When he arrived in Israel, the local doctors disagreed. Instead, they give him thyroxin, a drug that helps regulate the thyroid and allows him to run and play like a normal boy. If he keeps improving, his pediatrician, "Auntie" Masha Schwartzman, says, he won't have to remain under observation.

When Yura boarded the airplane that took him to Israel in 1999, his mother told him that he would be home in six months.
In the months that followed, Yura has adapted to life in Kfar Chabad. He wears a Jewish skullcap under his Raiders cap and ties tsitsit, religious strings proscribed by the Torah, to his jeans. He plays soccer with his friends. His older brother, Grisha, who also suffers from radiation poisoning, has moved to Kfar Chabad.

Now, Yura says, he hopes his parents will decide to move to Israel, too.

In fact, about 70 percent of the parents of the Chabad Children of Chernobyl eventually immigrate to Israel, a goal of the Chabad movement, whose members believe that all Jews should move to Israel.

As the sun dips into the Mediterranean, casting long shadows in Kfar Chabad, Katia plays on the jungle gym outside. She slides down the slide and climbs up the bars, giggling and seeking attention.

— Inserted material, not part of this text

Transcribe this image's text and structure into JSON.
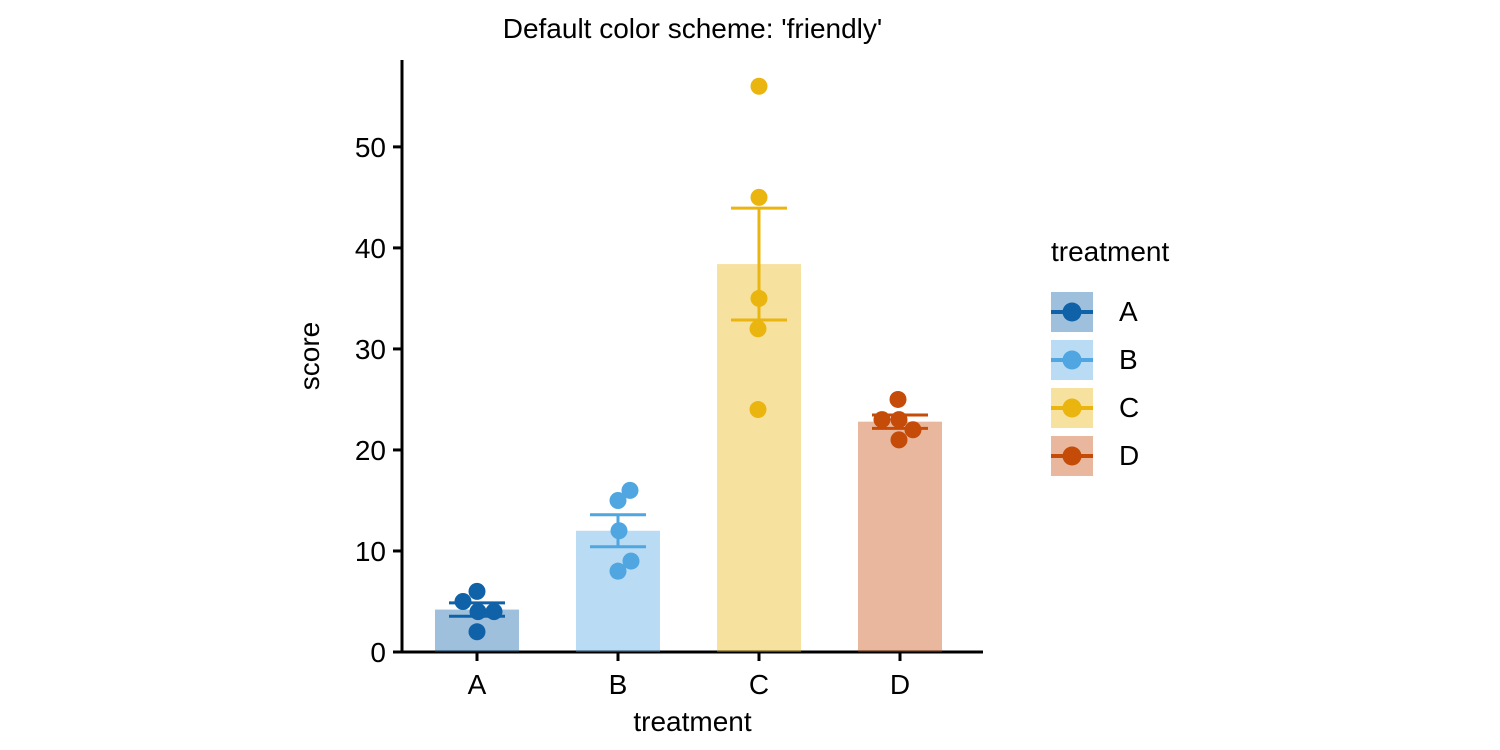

Doctors hope she is young enough to be successfully treated. Just eating healthy food and drinking clean water -- something she did not enjoy at home -- will strengthen her immune system, they say. Proper diagnosis and vigilant attention to her health will also help.

Even if Katia lives a healthy life, the past week's planeload of children will not be the last to arrive at Kfar Chabad. The affects of Chernobyl will not end anytime soon.

Radioactive particles will remain in the region's fields and streams for hundreds, if not thousands, of years.
That means the children born around Chernobyl will be exposed to radiation from birth, and even while in the womb, for years to come.

"You have whole populations born into that contamination," said Litvin, the Chabad medical liaison. "That's one of the reasons we say the Chernobyl disaster will get worse with time."